Его розовая уличная туника, выпачканная в траве, странно сочеталась с их консервативными костюмами. Но человек, носивший транспарант без надписи, был вполне серьезен. Его лицо было столь же неестественно угрюмым, как и лица в консервативных костюмах. Но все равно пуристы не выражали особого восторга от его присутствия.
Уилширский выход был запружен толпой. По обилию изумленных и разочарованных лиц я догадался, что двери закрыты. Маленький вестибюль был настолько забит людьми, что мы даже не попытались узнать, что случилось с дверьми.
Все больше нервничая, Джил заговорила:
— Я не думаю, что нам нужно здесь оставаться.
Я заметил, как она все время обнимает себя за плечи, и спросил:
— Тебе что, холодно?
— Нет, — Джил вздрогнула. — Но я хотела бы что-нибудь одеть на себя.
— Как насчет вуалевой накидки?
— Отлично.
Мы опоздали.
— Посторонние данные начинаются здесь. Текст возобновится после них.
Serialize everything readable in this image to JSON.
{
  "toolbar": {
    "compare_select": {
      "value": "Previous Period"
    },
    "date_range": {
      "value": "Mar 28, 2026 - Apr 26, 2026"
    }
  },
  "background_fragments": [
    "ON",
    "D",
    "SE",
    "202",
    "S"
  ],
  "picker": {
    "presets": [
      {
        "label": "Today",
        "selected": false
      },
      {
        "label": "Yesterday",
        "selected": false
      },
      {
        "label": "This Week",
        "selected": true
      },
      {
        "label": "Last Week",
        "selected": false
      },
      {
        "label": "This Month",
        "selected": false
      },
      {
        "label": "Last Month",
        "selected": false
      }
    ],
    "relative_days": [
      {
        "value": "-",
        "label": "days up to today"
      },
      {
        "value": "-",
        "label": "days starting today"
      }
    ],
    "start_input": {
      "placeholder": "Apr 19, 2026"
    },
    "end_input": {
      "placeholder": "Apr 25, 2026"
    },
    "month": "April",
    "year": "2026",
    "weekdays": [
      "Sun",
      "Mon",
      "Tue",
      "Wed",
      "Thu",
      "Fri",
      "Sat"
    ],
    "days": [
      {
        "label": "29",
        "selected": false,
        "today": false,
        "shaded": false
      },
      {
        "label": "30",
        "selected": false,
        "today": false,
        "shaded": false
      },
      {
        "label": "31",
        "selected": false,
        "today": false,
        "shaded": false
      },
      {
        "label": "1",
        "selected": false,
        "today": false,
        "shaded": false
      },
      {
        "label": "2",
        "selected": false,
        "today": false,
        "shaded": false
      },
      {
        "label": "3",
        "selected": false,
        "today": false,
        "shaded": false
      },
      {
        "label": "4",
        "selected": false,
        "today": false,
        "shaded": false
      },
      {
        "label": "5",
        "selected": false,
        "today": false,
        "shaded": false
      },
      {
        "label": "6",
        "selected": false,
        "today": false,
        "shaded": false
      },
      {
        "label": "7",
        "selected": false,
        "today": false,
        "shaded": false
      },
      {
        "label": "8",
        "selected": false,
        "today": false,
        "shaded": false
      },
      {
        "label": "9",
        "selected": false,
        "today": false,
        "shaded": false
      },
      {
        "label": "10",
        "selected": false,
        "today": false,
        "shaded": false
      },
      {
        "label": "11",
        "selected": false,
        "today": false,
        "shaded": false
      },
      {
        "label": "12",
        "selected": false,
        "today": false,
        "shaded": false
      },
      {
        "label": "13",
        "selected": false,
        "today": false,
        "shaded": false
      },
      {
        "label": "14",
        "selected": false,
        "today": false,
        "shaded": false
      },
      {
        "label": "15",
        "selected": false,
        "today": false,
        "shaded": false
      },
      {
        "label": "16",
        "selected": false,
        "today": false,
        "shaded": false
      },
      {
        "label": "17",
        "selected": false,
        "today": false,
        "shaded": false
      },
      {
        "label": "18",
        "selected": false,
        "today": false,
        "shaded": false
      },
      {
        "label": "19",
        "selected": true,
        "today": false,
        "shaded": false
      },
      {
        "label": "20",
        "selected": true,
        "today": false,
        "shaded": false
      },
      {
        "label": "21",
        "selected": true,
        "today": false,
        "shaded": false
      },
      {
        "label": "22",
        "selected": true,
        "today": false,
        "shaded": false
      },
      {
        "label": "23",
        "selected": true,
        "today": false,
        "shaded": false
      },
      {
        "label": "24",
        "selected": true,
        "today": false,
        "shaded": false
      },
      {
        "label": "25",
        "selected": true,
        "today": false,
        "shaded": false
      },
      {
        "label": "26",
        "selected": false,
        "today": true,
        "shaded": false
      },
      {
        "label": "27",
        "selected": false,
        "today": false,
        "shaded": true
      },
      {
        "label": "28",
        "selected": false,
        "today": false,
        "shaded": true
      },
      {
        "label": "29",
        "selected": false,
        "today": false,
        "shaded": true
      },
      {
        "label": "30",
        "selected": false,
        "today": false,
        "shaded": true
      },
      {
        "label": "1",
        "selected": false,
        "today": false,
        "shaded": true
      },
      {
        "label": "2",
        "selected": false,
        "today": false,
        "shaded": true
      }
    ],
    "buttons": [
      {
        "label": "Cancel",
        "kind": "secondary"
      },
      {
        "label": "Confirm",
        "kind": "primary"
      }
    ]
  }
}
Накидка исчезла.
Был теплый сентябрьский день. Точнее, вечер. Хотя на мне были лишь бумажные брюки, мне было совершенно не холодно. Я предложил:
— Ну возьми мои брюки.
— Ой, нет. Я ведь нудистка.
Но, несмотря на это, Джил продолжала обнимать себя за плечи.
— Держи, — сказал Рон и вручил ей свой свитер.
Джил сверкнула благодарными очами, а затем, чувствуя себя явно не в своей тарелке, обернула свитер вокруг пояса и узлом завязала рукава.
Рон ничего не понял. Я спросил его:
— Ты знаешь разницу между ню и обнаженным телом?
Он покачал головой.
— Ню — артистично, обнаженность — беззащитна.
Нудизм был популярен в Парке Свободы. Обнаженность в тот вечер явно была не в фаворе. Знаменитую вуаль я видел в тот вечер по меньшей мере в четырех воплощениях. Один ее кусок превратился в короткую мужскую юбку. Два обрывка превратились в подобие саронгов, еще одна полоска перевязывала чью-то руку.
В обычный день все входы в Королевский Парк Свободы закрываются в шесть. Те, кто хочет остаться, остаются, сколько им вздумается. Впрочем, таких немного, потому что фонарей, которые можно разбить, в Парке Свободы очень мало. Свет падает сюда из окрестных зданий, а полицейские глаза продолжают плавать по воздуху, направляемые приборами ночного видения. Впрочем, большая часть полицейских глаз — пустышки. Никто по ночам за ними не следит. В эту ночь все будет по-другому.
Солнце село, но было еще светло. Маленькая древняя старушонка шагала в нашу сторону. В ее лице сквозила жажда крови. Поначалу я подумал, что она направляется прямо на нас, но я ошибался. Она настолько выжила из ума, что не могла долго смотреть в одном направлении.
Она увидела мои ноги и подняла глаза.
— А, это ты, это ты помог сломать газонокосилку, — сказала она.
Я почувствовал укол несправедливого обвинения.
Старушка продолжала обличать:
— Парк Свободы, да? Парк Свободы! Двое мужчин только что отняли у меня пакетик с едой.
Я развел руками.
— Мне жаль. Мне очень жаль. Если бы у вас оставался пакетик, мы бы попытались уговорить вас поделиться с нами.
Мои слова, видимо, вернули ее к реальности. На глаза старушки навернулись слезы.
— Значит, все мы — голодные. А я принесла обед в полиэтиленовом пакетике. Следующий раз возьму непрозрачный пакет. Ой, черт! — Старушка наконец заметила Джил и ее импровизированный свитер-юбку и поспешила добавить: — Мне жаль, деточка. Я отдала свое полотенце девушке, которая нуждалась в нем еще больше, чем ты.